Purbaya: Ekonomi Indonesia Tetap Kuat, MBG Terus Dievaluasi
Menteri Keuangan Purbaya Yudhi Sadewa menegaskan kondisi ekonomi Indonesia masih berada dalam jalur yang stabil dan tidak mengarah pada krisis.
Menurut dia, pemerintah terus menjaga stabilitas ekonomi melalui kebijakan fiskal yang hati-hati sembari mendorong pertumbuhan ekonomi dan menjalankan berbagai program prioritas nasional.
Purbaya mengatakan sejumlah indikator makroekonomi menunjukkan perkembangan yang positif meski tantangan global masih membayangi.

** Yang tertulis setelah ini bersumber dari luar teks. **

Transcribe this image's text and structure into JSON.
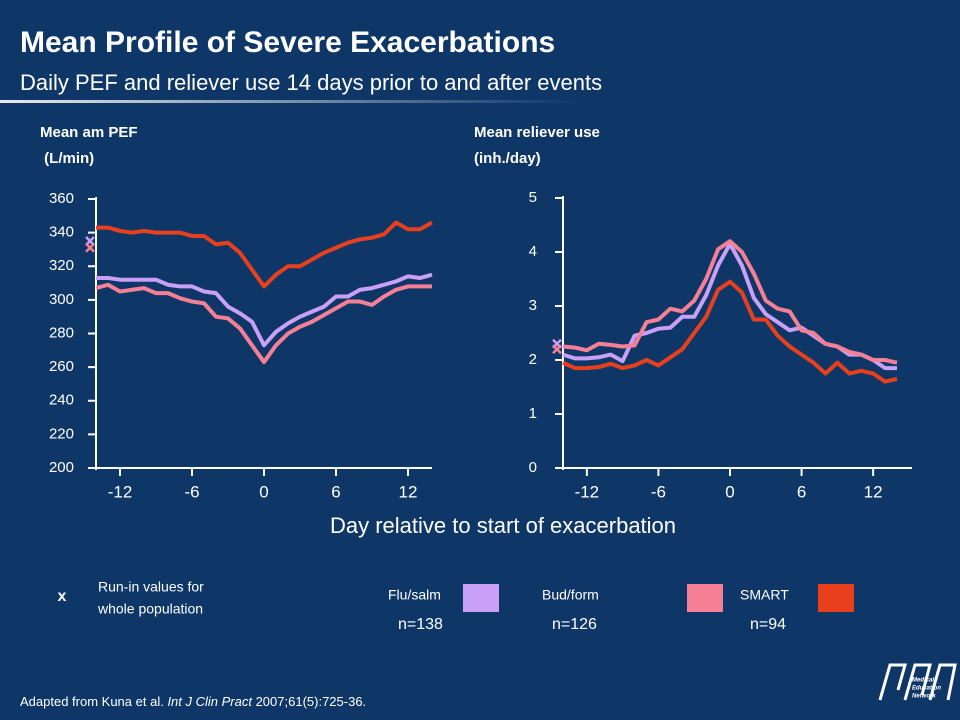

“Perekonomian kita terus bergerak membaik. Memang masih ada tantangan, namun Indonesia tidak sedang menuju krisis. Fundamental ekonomi kita tetap kuat dan akan terus diperbaiki,” ujar Purbaya dalam keterangan tertulis, Sabtu (4/7/2026).
Ia menjelaskan pertumbuhan ekonomi merupakan hasil akumulasi berbagai aktivitas ekonomi masyarakat sehingga pemerintah terus berupaya memperkuat sektor riil agar manfaat pertumbuhan dapat dirasakan lebih luas.
Selain itu, inflasi disebut tetap terkendali, sementara pergerakan nilai tukar rupiah lebih banyak dipengaruhi sentimen pasar dibanding perubahan fundamental ekonomi nasional.
Baca Juga: Program MBG Prabowo Tak Akan Berhenti, Tegas Hashim
APBN Disebut Tetap Sehat
Purbaya juga memastikan kondisi Anggaran Pendapatan dan Belanja Negara (APBN) masih terjaga dengan baik.
Menurut dia, pemerintah bersama otoritas terkait terus menjaga stabilitas sistem keuangan melalui koordinasi dalam Komite Stabilitas Sistem Keuangan (KSSK).
Ia mengatakan defisit APBN masih berada di bawah batas maksimal yang ditetapkan undang-undang, sementara rasio utang pemerintah tetap dalam kategori aman.
“Tahun lalu defisit APBN berada di kisaran 2,81% dari PDB dan tahun ini diperkirakan tetap di bawah 3%. Rasio utang pemerintah juga masih sekitar 40 persen terhadap PDB sehingga masih berada dalam kategori yang pruden,” jelas Purbaya.
Program MBG dan Koperasi Merah Putih Dievaluasi
Dalam kesempatan yang sama, Purbaya menyinggung pelaksanaan sejumlah program prioritas pemerintah, termasuk Makan Bergizi Gratis (MBG) dan Koperasi Desa Merah Putih.
Ia mengatakan pemerintah terus melakukan evaluasi agar berbagai program tersebut berjalan lebih efisien dan tepat sasaran.
Menurut dia, setiap program baru umumnya menghadapi tantangan pada tahap awal pelaksanaan sehingga penyempurnaan dan pengawasan perlu terus dilakukan.
Pemerintah, kata dia, telah melakukan efisiensi anggaran, memperkuat mekanisme pengawasan, serta meningkatkan koordinasi dengan berbagai instansi pelaksana.
“Pemerintah tidak menutup mata terhadap berbagai kekurangan yang ada. Yang terpenting adalah setiap kelemahan segera diperbaiki dan pengawasannya diperkuat,” terang Purbaya.
Baca Juga: Dampak PHK Tokopedia Diungkap GoTo, Bagaimana?
Ia juga menegaskan Kementerian Keuangan selalu menyampaikan analisis risiko fiskal dan dampak anggaran dalam setiap pembahasan kebijakan strategis di tingkat kabinet sebagai bahan pertimbangan Presiden.
Selain itu, reformasi di lingkungan Kementerian Keuangan disebut terus diperkuat, termasuk upaya pemberantasan penyimpangan di sektor perpajakan dan kepabeanan.
“Penyelewengan pasti ada risikonya di setiap organisasi. Yang terpenting adalah mengendalikannya, menindak pelakunya, dan terus memperbaiki sistem agar semakin bersih,” pungkas dia.